Its a little smoother with that larger cam, it loads up quick. It has almost made me to decide to sell my element , buy the charger and shoot my matrix for tournaments. If I sell the rest of my tournament Bass gear and my Nitro boat you can bet the wife will not even notice the difference.
like you said its so similar to the spider on the shot that Hoyt may have shot themselves in the foot with the charger.
This isnt something I say lightly either.

Sent from my DROID RAZR using Tapatalk 2


----------



## CelticSavage (Apr 3, 2010)

There will still be a lot of people that will flock to the Spider and Element that won't even look at the Charger in my opinion because of the price. Which is sad. It really is a heck of a bow.


----------



## Whisky (Jan 25, 2010)

CelticSavage said:


> There will still be a lot of people that will flock to the Spider and Element that won't even look at the Charger in my opinion because of the price. Which is sad. It really is a heck of a bow.
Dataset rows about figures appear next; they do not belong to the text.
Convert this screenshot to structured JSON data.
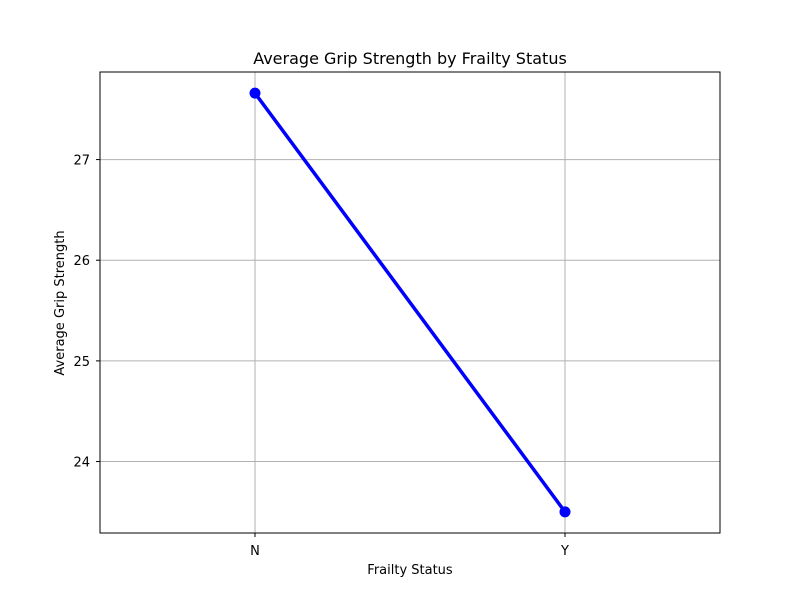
{
  "chart_data": {
    "type": "line",
    "title": "Average Grip Strength by Frailty Status",
    "xlabel": "Frailty Status",
    "ylabel": "Average Grip Strength",
    "categories": [
      "N",
      "Y"
    ],
    "series": [
      {
        "values": [
          27.66,
          23.5
        ],
        "color": "#0000ff"
      }
    ],
    "yticks": [
      24,
      25,
      26,
      27
    ],
    "ytick_labels": [
      "24",
      "25",
      "26",
      "27"
    ],
    "ylim": [
      23.29,
      27.87
    ],
    "grid": true
  }
}
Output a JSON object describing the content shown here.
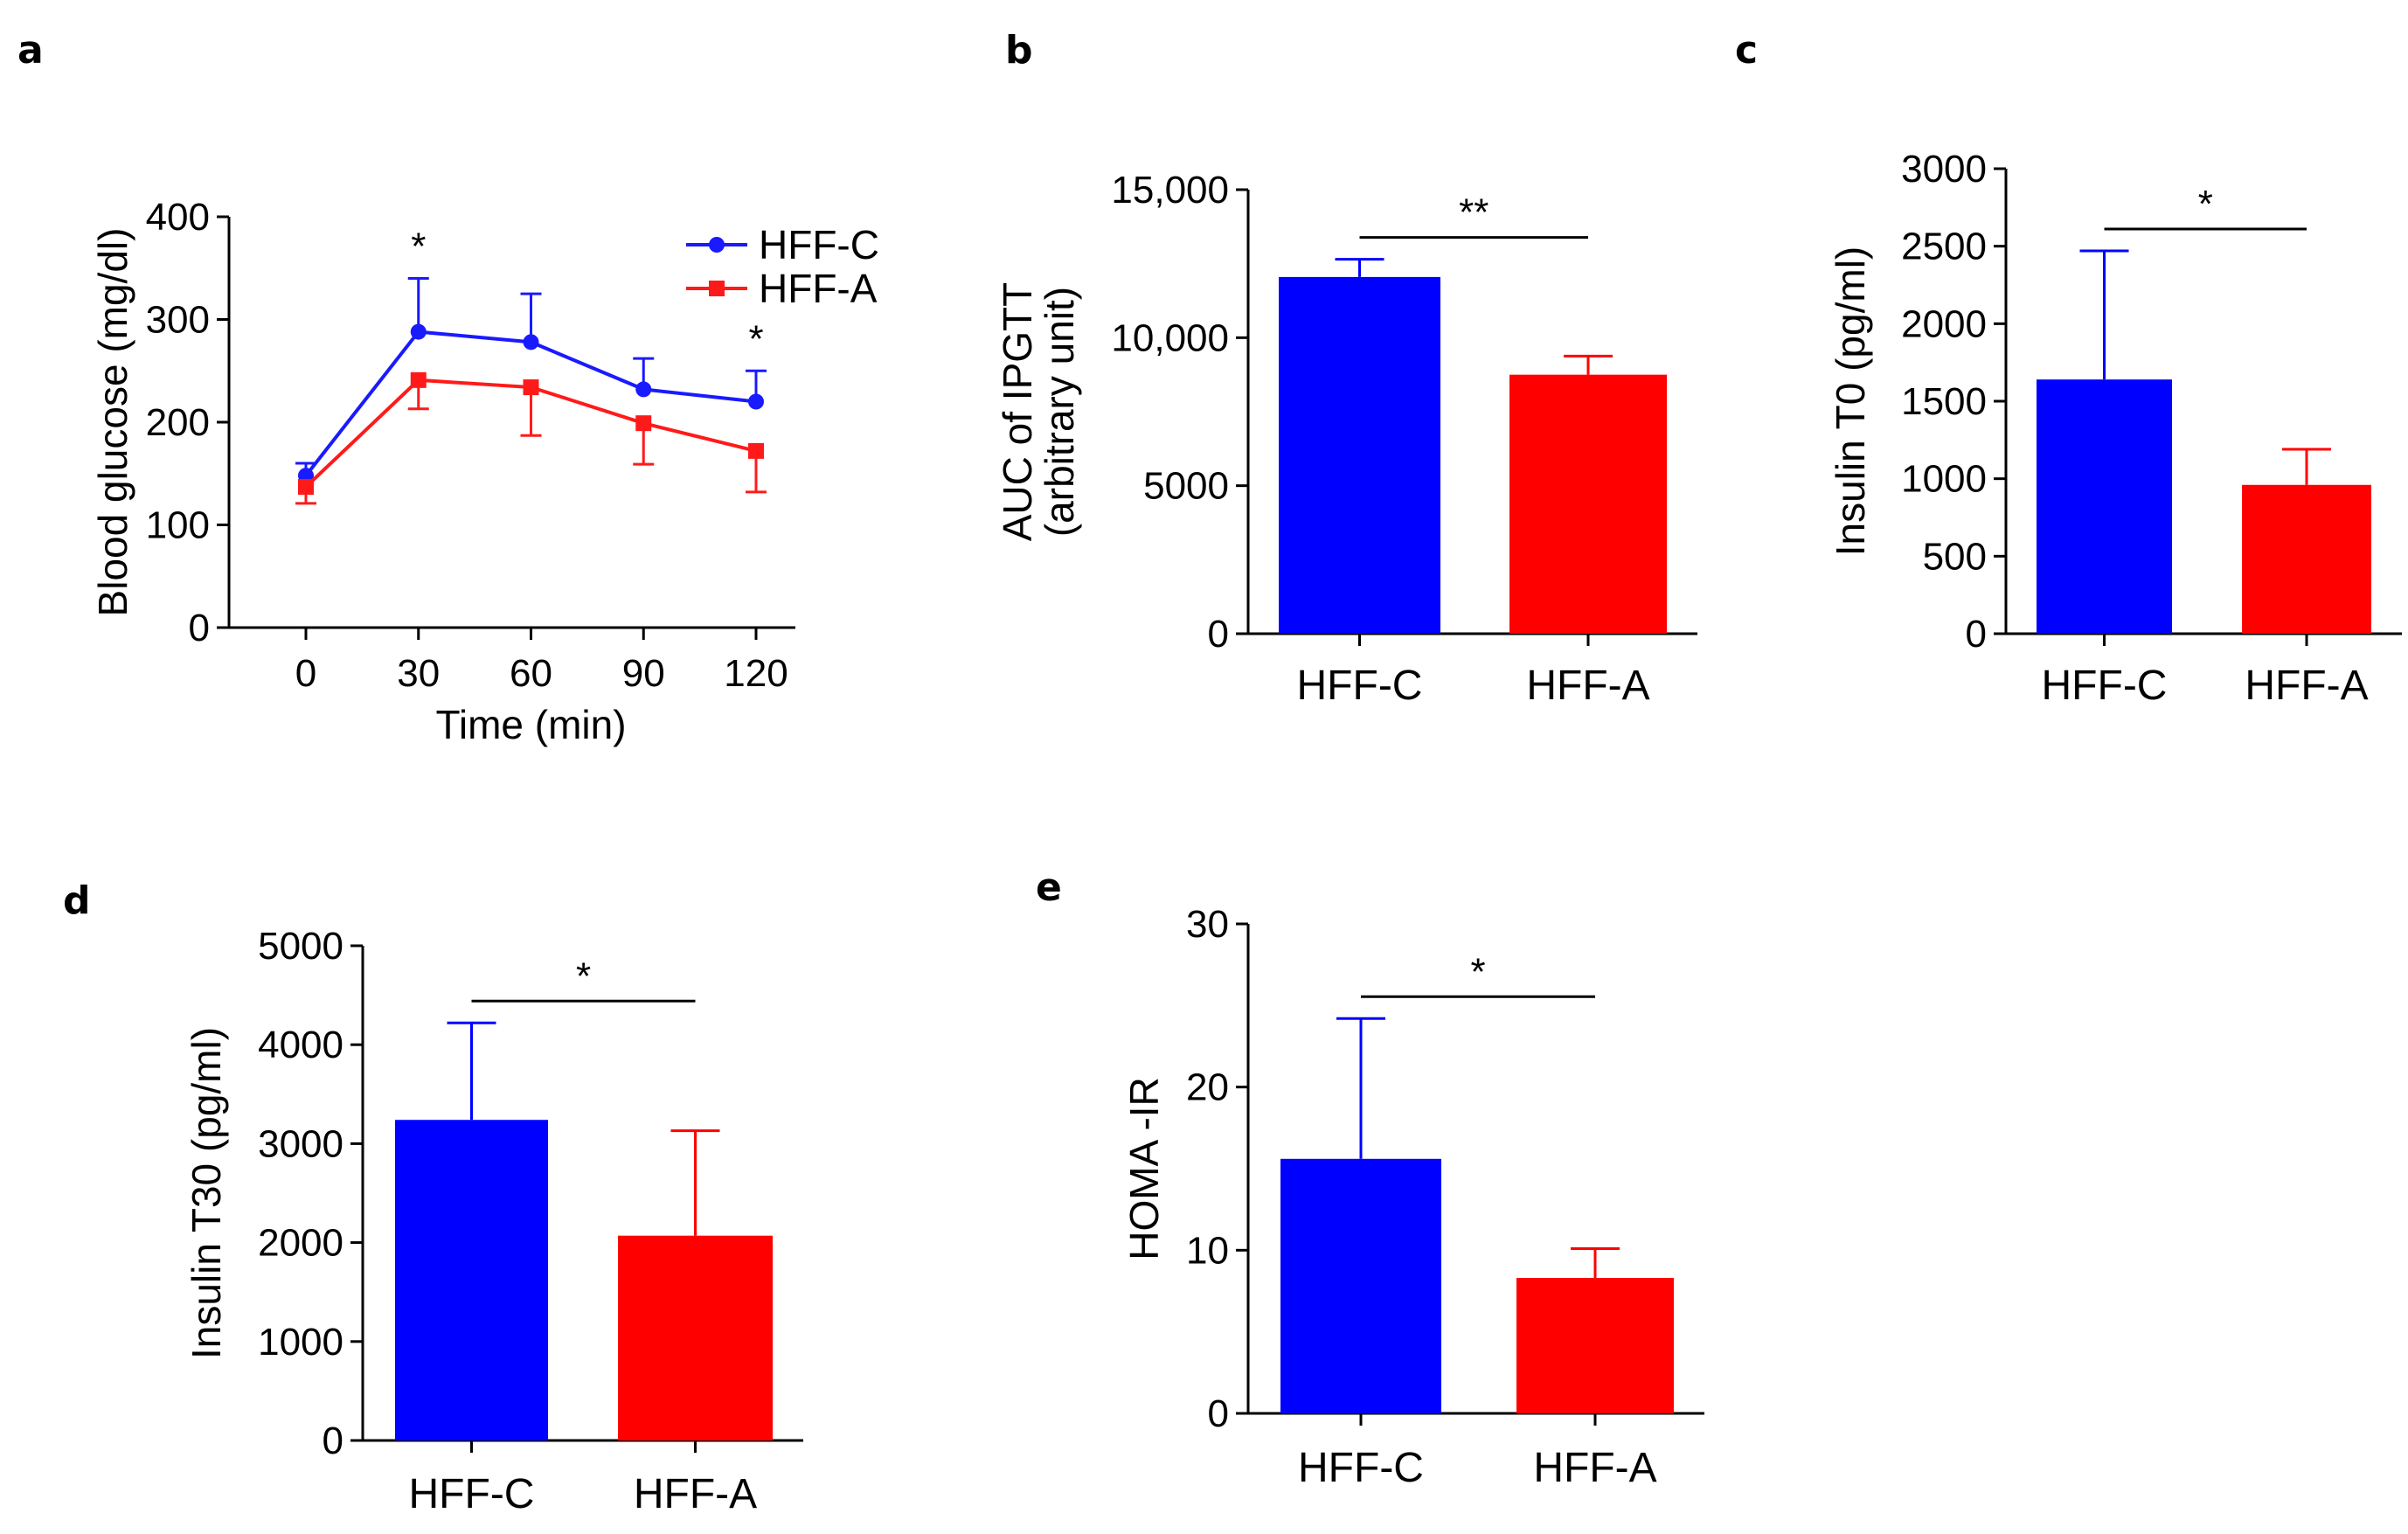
{
  "chart_data": [
    {
      "panel": "a",
      "type": "line",
      "xlabel": "Time (min)",
      "ylabel": "Blood glucose (mg/dl)",
      "x": [
        0,
        30,
        60,
        90,
        120
      ],
      "xticks": [
        "0",
        "30",
        "60",
        "90",
        "120"
      ],
      "yticks": [
        "0",
        "100",
        "200",
        "300",
        "400"
      ],
      "ylim": [
        0,
        400
      ],
      "series": [
        {
          "name": "HFF-C",
          "color": "#1a1aff",
          "marker": "circle",
          "values": [
            148,
            288,
            278,
            232,
            220
          ],
          "err": [
            12,
            52,
            47,
            30,
            30
          ]
        },
        {
          "name": "HFF-A",
          "color": "#ff1a1a",
          "marker": "square",
          "values": [
            137,
            241,
            234,
            199,
            172
          ],
          "err": [
            16,
            28,
            47,
            40,
            40
          ]
        }
      ],
      "significance": [
        {
          "x": 30,
          "label": "*"
        },
        {
          "x": 120,
          "label": "*"
        }
      ]
    },
    {
      "panel": "b",
      "type": "bar",
      "ylabel": "AUC of IPGTT",
      "ylabel2": "(arbitrary unit)",
      "categories": [
        "HFF-C",
        "HFF-A"
      ],
      "colors": [
        "#0000ff",
        "#ff0000"
      ],
      "values": [
        12050,
        8750
      ],
      "err": [
        600,
        630
      ],
      "yticks": [
        "0",
        "5000",
        "10,000",
        "15,000"
      ],
      "ylim": [
        0,
        15000
      ],
      "significance": "**"
    },
    {
      "panel": "c",
      "type": "bar",
      "ylabel": "Insulin T0 (pg/ml)",
      "categories": [
        "HFF-C",
        "HFF-A"
      ],
      "colors": [
        "#0000ff",
        "#ff0000"
      ],
      "values": [
        1640,
        960
      ],
      "err": [
        830,
        230
      ],
      "yticks": [
        "0",
        "500",
        "1000",
        "1500",
        "2000",
        "2500",
        "3000"
      ],
      "ylim": [
        0,
        3000
      ],
      "significance": "*"
    },
    {
      "panel": "d",
      "type": "bar",
      "ylabel": "Insulin T30 (pg/ml)",
      "categories": [
        "HFF-C",
        "HFF-A"
      ],
      "colors": [
        "#0000ff",
        "#ff0000"
      ],
      "values": [
        3240,
        2070
      ],
      "err": [
        980,
        1060
      ],
      "yticks": [
        "0",
        "1000",
        "2000",
        "3000",
        "4000",
        "5000"
      ],
      "ylim": [
        0,
        5000
      ],
      "significance": "*"
    },
    {
      "panel": "e",
      "type": "bar",
      "ylabel": "HOMA -IR",
      "categories": [
        "HFF-C",
        "HFF-A"
      ],
      "colors": [
        "#0000ff",
        "#ff0000"
      ],
      "values": [
        15.6,
        8.3
      ],
      "err": [
        8.6,
        1.8
      ],
      "yticks": [
        "0",
        "10",
        "20",
        "30"
      ],
      "ylim": [
        0,
        30
      ],
      "significance": "*"
    }
  ]
}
This is true. The Charger is an absolute wonderful bow for the money. I was told $650 for the package, didn't get a bare bow price.....Also, price tag on the Spyders were $899 and on the Carbons $1399. 

I prefer a longer ATA bow, so the Spyder 34 is for me. If the Charger were that, I'd be all over it..


----------



## CelticSavage (Apr 3, 2010)

I believe the Charger would be great at an even higher price. They are going for 600$ here for the package and 500$ bare. Spider was 850


----------



## Beentown (May 14, 2006)

CelticSavage said:


> I believe the Charger would be great at an even higher price. They are going for 600$ here for the package and 500$ bare. Spider was 850


They told me the Spyders, no matter configuration, were goingt o be $849. Same for you?


----------



## CelticSavage (Apr 3, 2010)

Beentown said:


> They told me the Spyders, no matter configuration, were goingt o be $849. Same for you?


Sent you a pm


----------



## CelticSavage (Apr 3, 2010)

When I talked to the sales associate he said they were gonna be 900


----------



## Inssano (Mar 6, 2012)

Spyders are 750 here in indiana at a local shop. I was very impressed by the spyder and new element was sick. Didn't shoot the charger but the price is great. Good competition for the assassin. Great to see hoyt stepping up and giving another option for guys that want quality but not a 1000 dollar bare bow price.


----------



## fightingbear (Oct 30, 2012)

Has anyone had the opportunity to shoot this bow, as well as the rampage xt? I recentlyt shot the rampage xt and I really liked it better than the assassin that was a comparable price. However I need the bow in a 31 inch draw, so the shop I was at suggested to order the charger long draw. 

I guess Im a little skeptical since the price seems so good and it has a different cam system than the charger. Has anyone shot both? Are the draw and hold as smooth and solid as was on the rampage xt?


----------



## CelticSavage (Apr 3, 2010)

The draw is actually smoother than the Rampage CT. And the back wall is solid as rock. The Charger is a heck of a lot of bow at that price. Very smooth!

Sent from my SAMSUNG-SGH-I997 using Tapatalk 2


----------



## fightingbear (Oct 30, 2012)

I appreciate your help, Celtic Savage.


----------



## CelticSavage (Apr 3, 2010)

No problem. I think you will like it. It truly is a great bow and a steal at that price.

Sent from my SAMSUNG-SGH-I997 using Tapatalk 2


----------



## Rockindaddy1967 (Sep 14, 2012)

Chargers replacing rampage as stated above prob 650 for package and the spider replacing the vector approx 950 according to my shop


----------



## CelticSavage (Apr 3, 2010)

The Charger is 599.99 for the package here and the Spyder is 849.99

Sent from my SAMSUNG-SGH-I997 using Tapatalk 2


----------



## DaveCad (Sep 21, 2012)

I just picked one up for $499. I actually bought the first one the store has sold, they just got their shipment of them in today and all the boxes were sitting there on the floor when I walked in. I actually went there to buy the Rampage XT. I drew back the Rampage XT and the Charger in the store and I couldn't believe how much smoother a draw the Charger had. I liked the way the Rampage XT was constructed but the Charger is such a sweet bow to shoot and couldn't be more happy with it. I shot it for 2 hours at the indoor range in the store and was amazed how quiet and smooth the bow is.


----------



## cc122368 (May 30, 2010)

I had the Rampage and the Vector turbo a Matrix and many other I was realy happy when I drew the Charger got me a blackout 499.00 was the price on it bare my dealer sold me enough stuff to get me in the woods better than the package stuff 560.00 out the door.


----------